Pet Hate In Http Servers
By Adrian Sutton
Pages created on .Mac however are the source of a never-ending headache. Indeed, whenever one requests a page on an account that no longer exists (such as the former .Mac FJZone account), the Apple servers dutifully serve a tri-lingual error page… all the while returning a “200 Found” code. In other words, as far as robots are concerned, .Mac pages live forever.
This has to be my single most hated server misconfiguration. The problem is much more serious than unwanted pages turning up in Google searches – any program that tries to download resources from the server without explicit user interaction gets bitten because the server delivers a 404 page instead of the expected file without warning. The client side program can then only assume the file is corrupt on the server and give up.

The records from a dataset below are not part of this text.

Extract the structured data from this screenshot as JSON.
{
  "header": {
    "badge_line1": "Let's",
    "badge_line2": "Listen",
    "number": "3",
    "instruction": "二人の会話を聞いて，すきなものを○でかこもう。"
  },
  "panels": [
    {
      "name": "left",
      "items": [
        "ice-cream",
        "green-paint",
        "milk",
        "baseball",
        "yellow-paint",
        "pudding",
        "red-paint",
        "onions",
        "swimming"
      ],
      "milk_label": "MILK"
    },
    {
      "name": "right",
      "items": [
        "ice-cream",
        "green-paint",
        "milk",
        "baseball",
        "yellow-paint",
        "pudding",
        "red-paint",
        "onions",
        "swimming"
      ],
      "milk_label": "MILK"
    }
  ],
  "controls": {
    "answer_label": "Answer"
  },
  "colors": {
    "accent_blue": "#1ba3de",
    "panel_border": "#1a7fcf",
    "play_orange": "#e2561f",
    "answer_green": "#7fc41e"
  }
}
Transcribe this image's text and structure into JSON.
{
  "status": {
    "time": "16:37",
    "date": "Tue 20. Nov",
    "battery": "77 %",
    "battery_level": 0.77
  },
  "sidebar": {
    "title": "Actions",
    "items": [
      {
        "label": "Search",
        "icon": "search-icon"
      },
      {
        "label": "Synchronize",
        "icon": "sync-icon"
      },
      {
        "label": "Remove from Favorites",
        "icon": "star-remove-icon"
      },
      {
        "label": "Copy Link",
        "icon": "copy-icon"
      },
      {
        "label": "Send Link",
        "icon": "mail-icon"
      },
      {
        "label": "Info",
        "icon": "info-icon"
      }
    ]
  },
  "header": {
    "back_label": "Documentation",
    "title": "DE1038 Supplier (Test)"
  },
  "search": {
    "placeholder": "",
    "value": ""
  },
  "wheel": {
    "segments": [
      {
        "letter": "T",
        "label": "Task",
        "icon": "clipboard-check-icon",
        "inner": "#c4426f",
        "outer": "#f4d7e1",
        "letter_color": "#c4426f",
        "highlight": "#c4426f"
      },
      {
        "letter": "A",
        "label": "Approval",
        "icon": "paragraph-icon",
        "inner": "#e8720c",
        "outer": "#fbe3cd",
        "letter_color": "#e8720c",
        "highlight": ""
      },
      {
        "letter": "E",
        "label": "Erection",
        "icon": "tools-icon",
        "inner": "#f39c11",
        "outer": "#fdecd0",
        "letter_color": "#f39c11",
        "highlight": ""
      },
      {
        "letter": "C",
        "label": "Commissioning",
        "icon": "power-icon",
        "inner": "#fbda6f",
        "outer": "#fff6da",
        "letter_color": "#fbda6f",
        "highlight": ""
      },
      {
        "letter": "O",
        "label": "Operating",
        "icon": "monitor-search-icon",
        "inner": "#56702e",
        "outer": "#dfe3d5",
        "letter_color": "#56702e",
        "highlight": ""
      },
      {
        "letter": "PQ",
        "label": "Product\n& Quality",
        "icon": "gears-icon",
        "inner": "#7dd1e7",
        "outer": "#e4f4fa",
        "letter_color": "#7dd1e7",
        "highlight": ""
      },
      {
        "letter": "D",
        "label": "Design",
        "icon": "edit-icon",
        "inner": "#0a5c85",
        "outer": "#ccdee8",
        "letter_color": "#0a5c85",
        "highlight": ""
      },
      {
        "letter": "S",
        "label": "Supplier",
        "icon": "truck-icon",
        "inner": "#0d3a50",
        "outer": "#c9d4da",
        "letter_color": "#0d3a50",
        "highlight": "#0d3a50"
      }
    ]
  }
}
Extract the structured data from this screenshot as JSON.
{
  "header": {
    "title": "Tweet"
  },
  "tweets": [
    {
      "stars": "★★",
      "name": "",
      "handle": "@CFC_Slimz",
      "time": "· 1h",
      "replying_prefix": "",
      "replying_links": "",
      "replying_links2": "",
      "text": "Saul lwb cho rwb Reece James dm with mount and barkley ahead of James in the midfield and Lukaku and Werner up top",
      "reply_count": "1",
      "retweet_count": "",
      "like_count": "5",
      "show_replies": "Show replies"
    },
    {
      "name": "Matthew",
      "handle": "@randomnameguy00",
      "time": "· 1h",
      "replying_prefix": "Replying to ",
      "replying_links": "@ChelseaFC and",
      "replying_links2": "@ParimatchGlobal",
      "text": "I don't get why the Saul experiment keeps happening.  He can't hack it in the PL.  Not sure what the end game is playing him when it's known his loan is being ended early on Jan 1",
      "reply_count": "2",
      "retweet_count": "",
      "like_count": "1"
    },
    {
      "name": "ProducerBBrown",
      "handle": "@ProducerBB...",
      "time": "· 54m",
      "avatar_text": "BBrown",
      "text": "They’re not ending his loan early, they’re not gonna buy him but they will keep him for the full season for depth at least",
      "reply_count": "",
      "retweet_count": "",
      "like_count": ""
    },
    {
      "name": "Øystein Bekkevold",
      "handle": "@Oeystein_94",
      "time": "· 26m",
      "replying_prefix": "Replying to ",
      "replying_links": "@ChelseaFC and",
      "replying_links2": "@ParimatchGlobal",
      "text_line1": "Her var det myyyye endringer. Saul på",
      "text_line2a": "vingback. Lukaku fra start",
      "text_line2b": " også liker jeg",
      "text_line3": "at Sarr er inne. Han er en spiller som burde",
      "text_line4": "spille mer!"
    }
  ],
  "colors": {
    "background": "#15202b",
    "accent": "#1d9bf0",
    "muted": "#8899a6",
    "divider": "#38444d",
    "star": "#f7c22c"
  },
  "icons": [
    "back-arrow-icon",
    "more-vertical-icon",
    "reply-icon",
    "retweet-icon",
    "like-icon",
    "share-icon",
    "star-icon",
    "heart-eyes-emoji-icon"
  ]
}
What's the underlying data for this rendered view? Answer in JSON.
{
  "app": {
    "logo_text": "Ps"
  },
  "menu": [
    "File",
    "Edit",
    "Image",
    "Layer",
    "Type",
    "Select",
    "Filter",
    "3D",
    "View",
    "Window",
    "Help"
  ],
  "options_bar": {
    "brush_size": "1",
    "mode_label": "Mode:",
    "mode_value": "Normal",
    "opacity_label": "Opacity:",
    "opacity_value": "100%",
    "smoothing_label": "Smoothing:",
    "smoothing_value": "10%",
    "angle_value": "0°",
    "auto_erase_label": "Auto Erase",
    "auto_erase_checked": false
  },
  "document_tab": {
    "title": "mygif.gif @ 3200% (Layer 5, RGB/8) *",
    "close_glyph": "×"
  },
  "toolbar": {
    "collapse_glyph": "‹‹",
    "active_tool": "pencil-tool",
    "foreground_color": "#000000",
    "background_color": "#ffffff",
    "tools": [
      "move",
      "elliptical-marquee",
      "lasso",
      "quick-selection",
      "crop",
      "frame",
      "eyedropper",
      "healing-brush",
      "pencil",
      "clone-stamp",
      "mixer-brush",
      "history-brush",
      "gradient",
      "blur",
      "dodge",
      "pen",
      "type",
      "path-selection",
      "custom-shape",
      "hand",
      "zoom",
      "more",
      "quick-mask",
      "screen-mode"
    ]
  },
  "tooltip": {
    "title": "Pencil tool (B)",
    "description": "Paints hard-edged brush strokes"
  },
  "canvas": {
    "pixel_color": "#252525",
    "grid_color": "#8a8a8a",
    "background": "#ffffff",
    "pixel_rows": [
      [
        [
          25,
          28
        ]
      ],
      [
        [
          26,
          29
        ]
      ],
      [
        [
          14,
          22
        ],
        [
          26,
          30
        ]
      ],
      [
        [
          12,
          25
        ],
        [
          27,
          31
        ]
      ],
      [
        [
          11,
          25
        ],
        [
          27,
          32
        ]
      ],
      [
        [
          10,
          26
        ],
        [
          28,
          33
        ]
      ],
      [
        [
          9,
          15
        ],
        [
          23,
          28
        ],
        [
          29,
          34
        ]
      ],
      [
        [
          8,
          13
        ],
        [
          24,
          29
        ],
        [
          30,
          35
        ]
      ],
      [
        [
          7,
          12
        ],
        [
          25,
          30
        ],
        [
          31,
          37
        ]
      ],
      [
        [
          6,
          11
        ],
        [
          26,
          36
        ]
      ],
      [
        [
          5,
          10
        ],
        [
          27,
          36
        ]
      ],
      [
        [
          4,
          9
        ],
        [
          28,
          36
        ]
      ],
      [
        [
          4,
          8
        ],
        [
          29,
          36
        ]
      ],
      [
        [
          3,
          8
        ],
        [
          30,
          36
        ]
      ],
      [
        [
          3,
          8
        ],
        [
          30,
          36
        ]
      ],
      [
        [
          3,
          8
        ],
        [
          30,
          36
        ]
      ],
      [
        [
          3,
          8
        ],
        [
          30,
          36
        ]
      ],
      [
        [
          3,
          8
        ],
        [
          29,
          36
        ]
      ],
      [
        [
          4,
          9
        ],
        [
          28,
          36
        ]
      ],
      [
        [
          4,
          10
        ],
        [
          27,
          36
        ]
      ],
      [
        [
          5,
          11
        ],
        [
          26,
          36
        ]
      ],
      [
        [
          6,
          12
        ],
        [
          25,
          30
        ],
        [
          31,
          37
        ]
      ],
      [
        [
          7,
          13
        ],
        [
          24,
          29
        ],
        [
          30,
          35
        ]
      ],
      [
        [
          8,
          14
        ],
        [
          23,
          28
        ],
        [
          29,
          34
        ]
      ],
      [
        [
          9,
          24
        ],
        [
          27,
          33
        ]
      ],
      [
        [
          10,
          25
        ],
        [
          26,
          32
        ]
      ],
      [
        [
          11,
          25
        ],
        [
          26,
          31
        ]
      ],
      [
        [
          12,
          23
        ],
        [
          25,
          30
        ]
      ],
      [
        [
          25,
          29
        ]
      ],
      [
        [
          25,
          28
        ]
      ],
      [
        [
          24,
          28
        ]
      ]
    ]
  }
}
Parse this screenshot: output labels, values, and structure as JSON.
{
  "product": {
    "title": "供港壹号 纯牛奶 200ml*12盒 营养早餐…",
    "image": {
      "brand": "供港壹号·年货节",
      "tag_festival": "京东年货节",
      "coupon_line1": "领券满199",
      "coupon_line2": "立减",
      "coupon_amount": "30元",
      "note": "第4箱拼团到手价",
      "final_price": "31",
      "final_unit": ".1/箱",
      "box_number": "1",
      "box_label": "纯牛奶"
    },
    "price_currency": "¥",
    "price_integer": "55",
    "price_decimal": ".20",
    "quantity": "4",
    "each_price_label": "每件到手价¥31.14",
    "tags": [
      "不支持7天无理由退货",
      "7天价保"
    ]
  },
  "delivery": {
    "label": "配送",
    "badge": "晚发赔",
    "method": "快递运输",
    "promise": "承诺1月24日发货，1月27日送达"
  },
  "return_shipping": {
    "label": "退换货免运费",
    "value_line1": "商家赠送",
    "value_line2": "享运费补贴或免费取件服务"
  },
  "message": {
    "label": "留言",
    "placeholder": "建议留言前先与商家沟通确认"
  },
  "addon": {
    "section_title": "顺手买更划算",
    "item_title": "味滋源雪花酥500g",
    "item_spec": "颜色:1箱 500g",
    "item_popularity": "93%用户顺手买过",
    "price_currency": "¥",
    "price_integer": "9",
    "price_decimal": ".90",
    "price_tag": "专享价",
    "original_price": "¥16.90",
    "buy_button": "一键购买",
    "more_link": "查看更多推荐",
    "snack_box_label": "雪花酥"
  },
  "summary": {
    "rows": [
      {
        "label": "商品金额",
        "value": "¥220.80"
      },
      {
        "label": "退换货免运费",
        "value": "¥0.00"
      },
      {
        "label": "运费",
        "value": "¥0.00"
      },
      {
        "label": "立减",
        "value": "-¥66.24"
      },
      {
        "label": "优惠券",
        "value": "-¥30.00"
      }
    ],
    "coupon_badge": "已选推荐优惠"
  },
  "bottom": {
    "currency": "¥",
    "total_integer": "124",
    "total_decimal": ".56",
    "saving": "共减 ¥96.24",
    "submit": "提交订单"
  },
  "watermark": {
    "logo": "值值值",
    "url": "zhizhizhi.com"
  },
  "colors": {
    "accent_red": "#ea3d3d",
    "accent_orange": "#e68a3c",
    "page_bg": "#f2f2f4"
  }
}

This bites us from time to time with our spelling definitions file which is downloaded from an URL specified in our configuration file. Being a configuration file, obviously it’s possible for the system administrator to enter it incorrectly and we get a 404. Unfortunately, it’s also possible for the system administrator to configure us to not check for updates (after all, how often do you change dictionaries?) so we get a corrupt file and are then told to never look to see if it changes because the system administrator has now put the file in the right place.
The other option is worse, we detect the file is corrupt and assume it was corrupted in transit, so we try downloading again – only to get another corrupt file. You can put an upper limit on the number of attempts but it would be so much easier if the server didn’t lie to you.
The biggest culprit for this misconfiguration is IIS – anytime you set it up with an URL to use as a 404 page it sends it with a 200 OK message instead of a 404. Instead, you can select a local file (which can still be an ASP script etc) to use as your 404 page and it will correctly report a 404 error. I can only assume that it exhibits the same behavior if you set a custom URL for any of the other error codes.